“Only just from the corner, daddy! Madge brought us to the corner, and then she pointed where your office was, and there weren’t any streets to cross or anything.” Something in Martha’s voice made him glance down at her. He found her looking up at him with a queer, anxious little frown knitting her brows. “She brought us right to the very corner, daddy!”
“That’s all right, chick!” he said, squeezing her hand. “I mustn’t even hint anything against—Katherine,” he thought. “Poor little kid—she’s worried. This way!” he said aloud. “In here!”
He opened the door of his new suite of offices. A fine suite it was, and he was proud of it.
“Rather different from the old place, eh?” he said.
“Oh, yes!” said Martha.
She had taken Renie’s hand again, and they stood stiff and straight, terribly conscious of so many strange eyes regarding them.
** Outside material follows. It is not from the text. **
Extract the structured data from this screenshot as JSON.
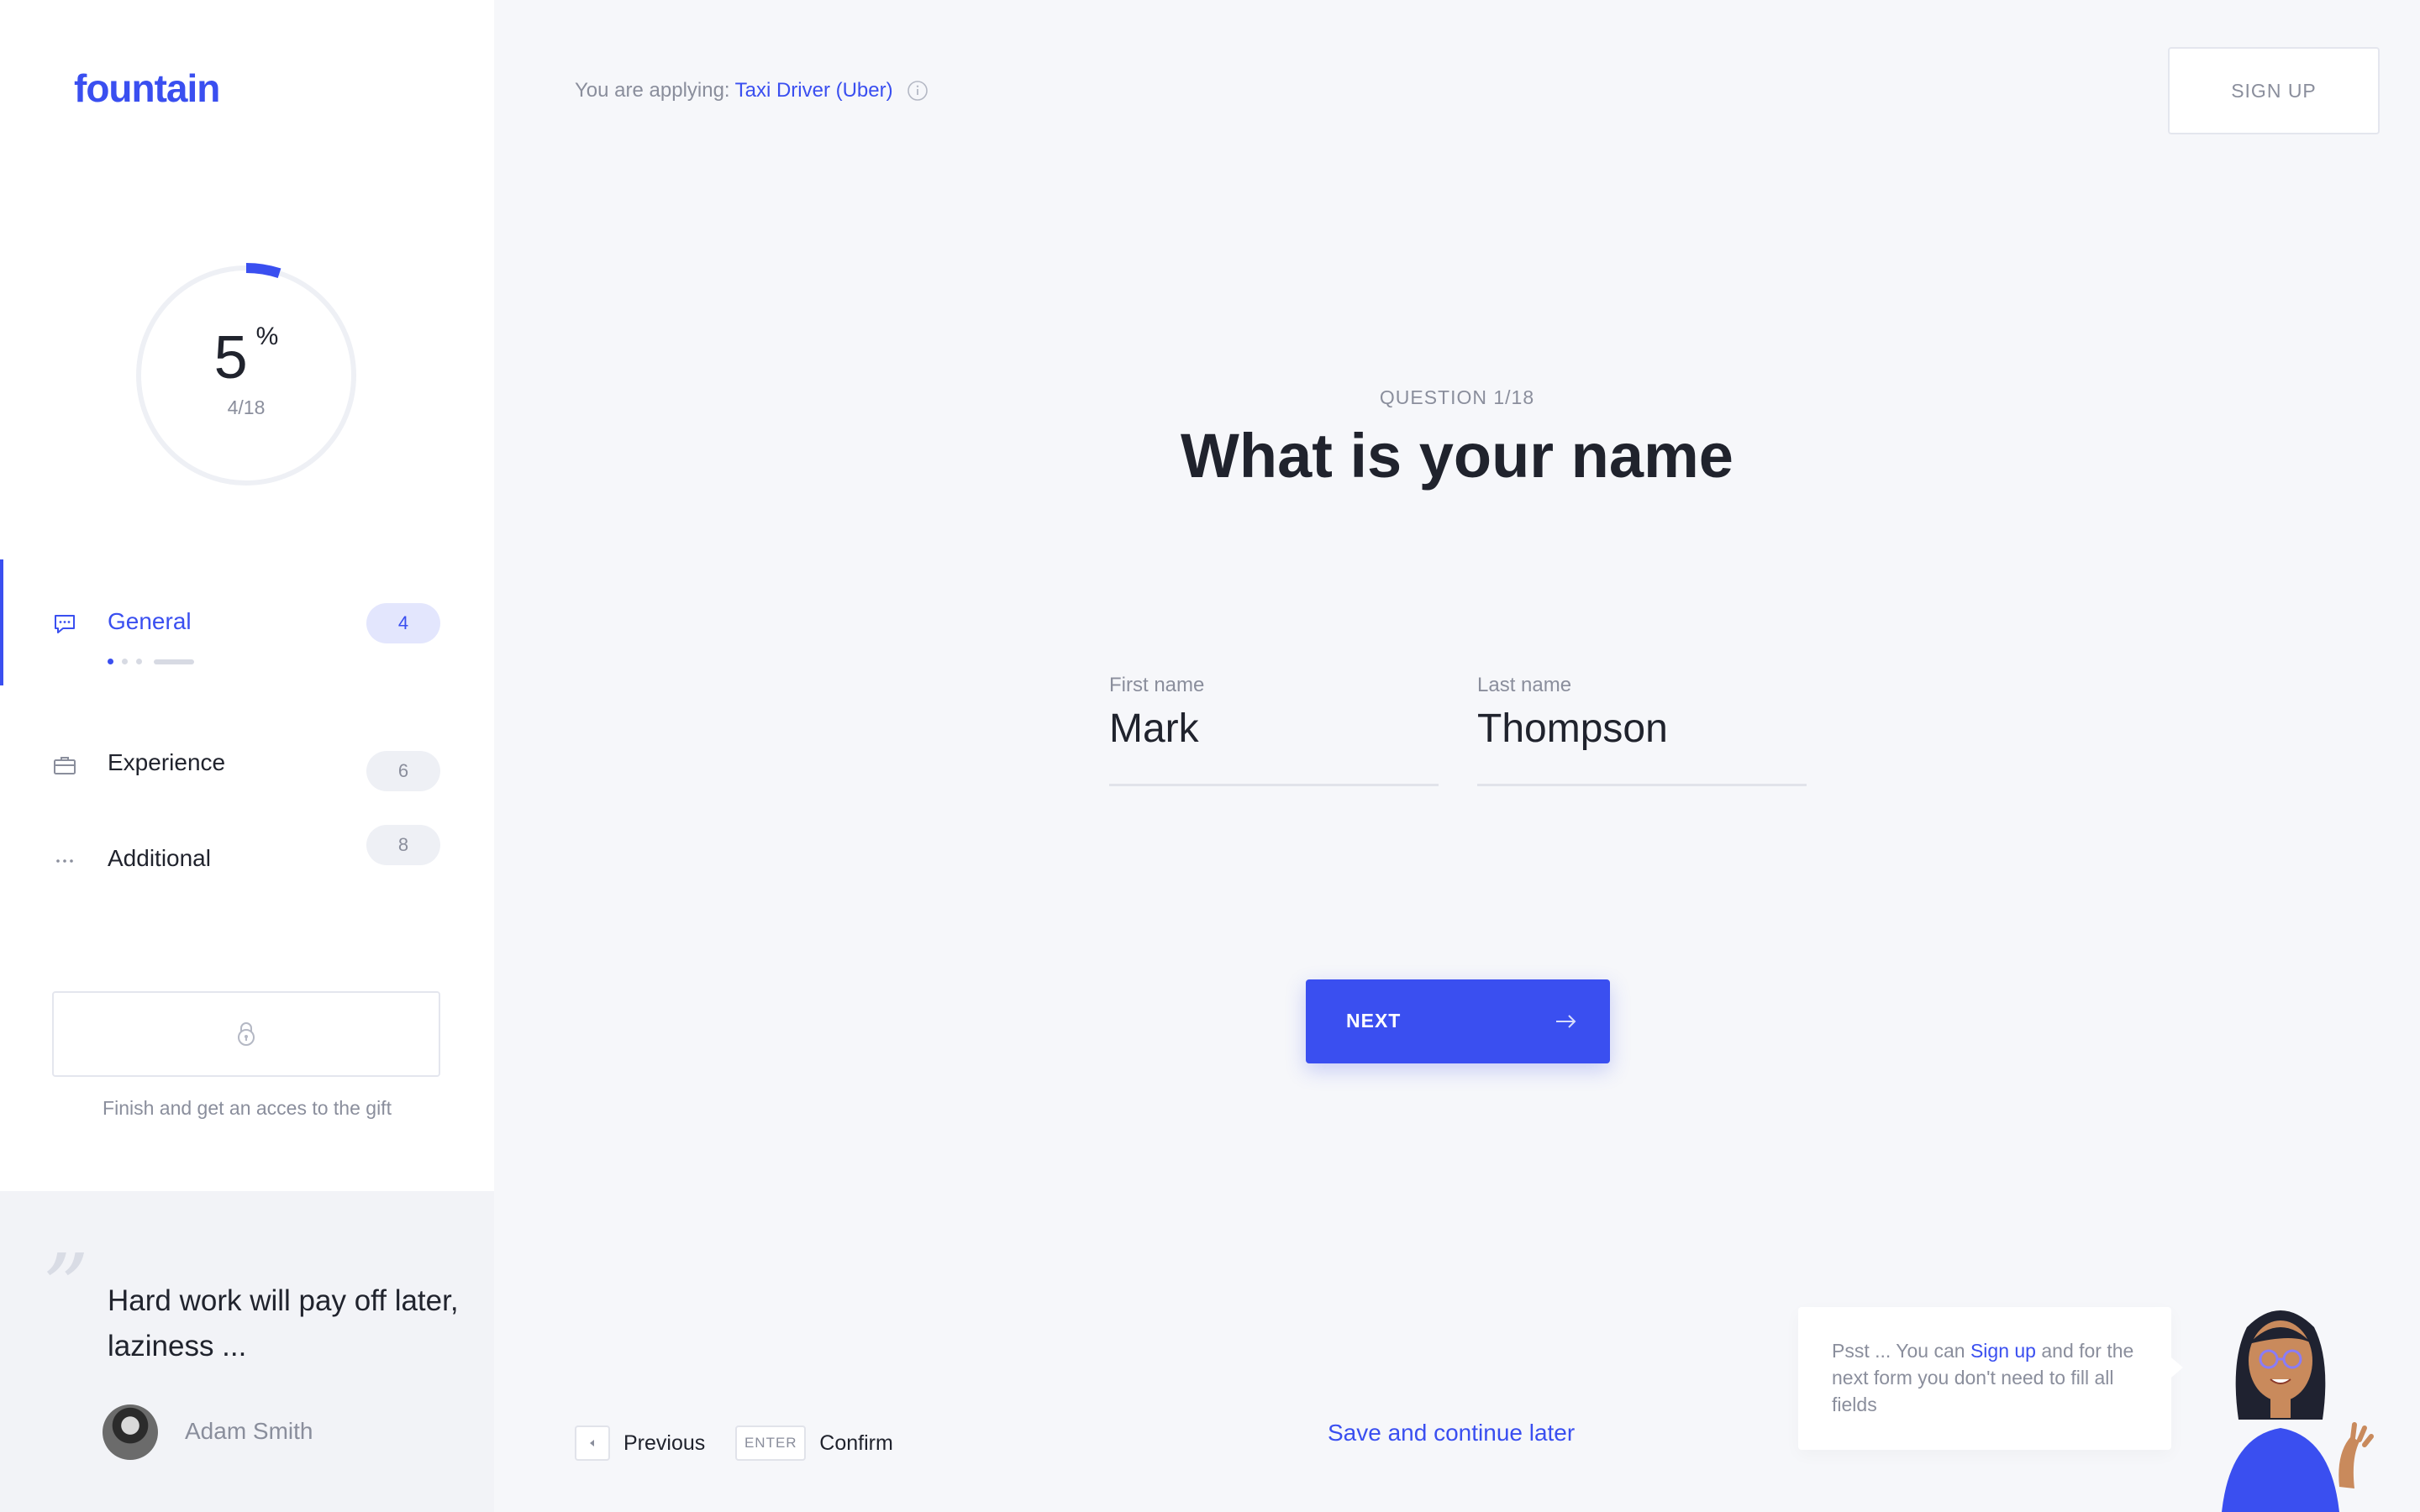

They were beautiful children, dark as gypsies, with a lovely color in their sunburned cheeks. Both of them were straight and sturdy, like himself. They were unmistakably his children.
“Dead image of you, Blakie!” said Cris[Pg 537]son, his partner. “Fine kids! Let’s see—how old are they?”
“Martha’s ten and Irene is eight.”
“Lord! How time flies!” said Crisson.
The past six months had not flown for Blakie.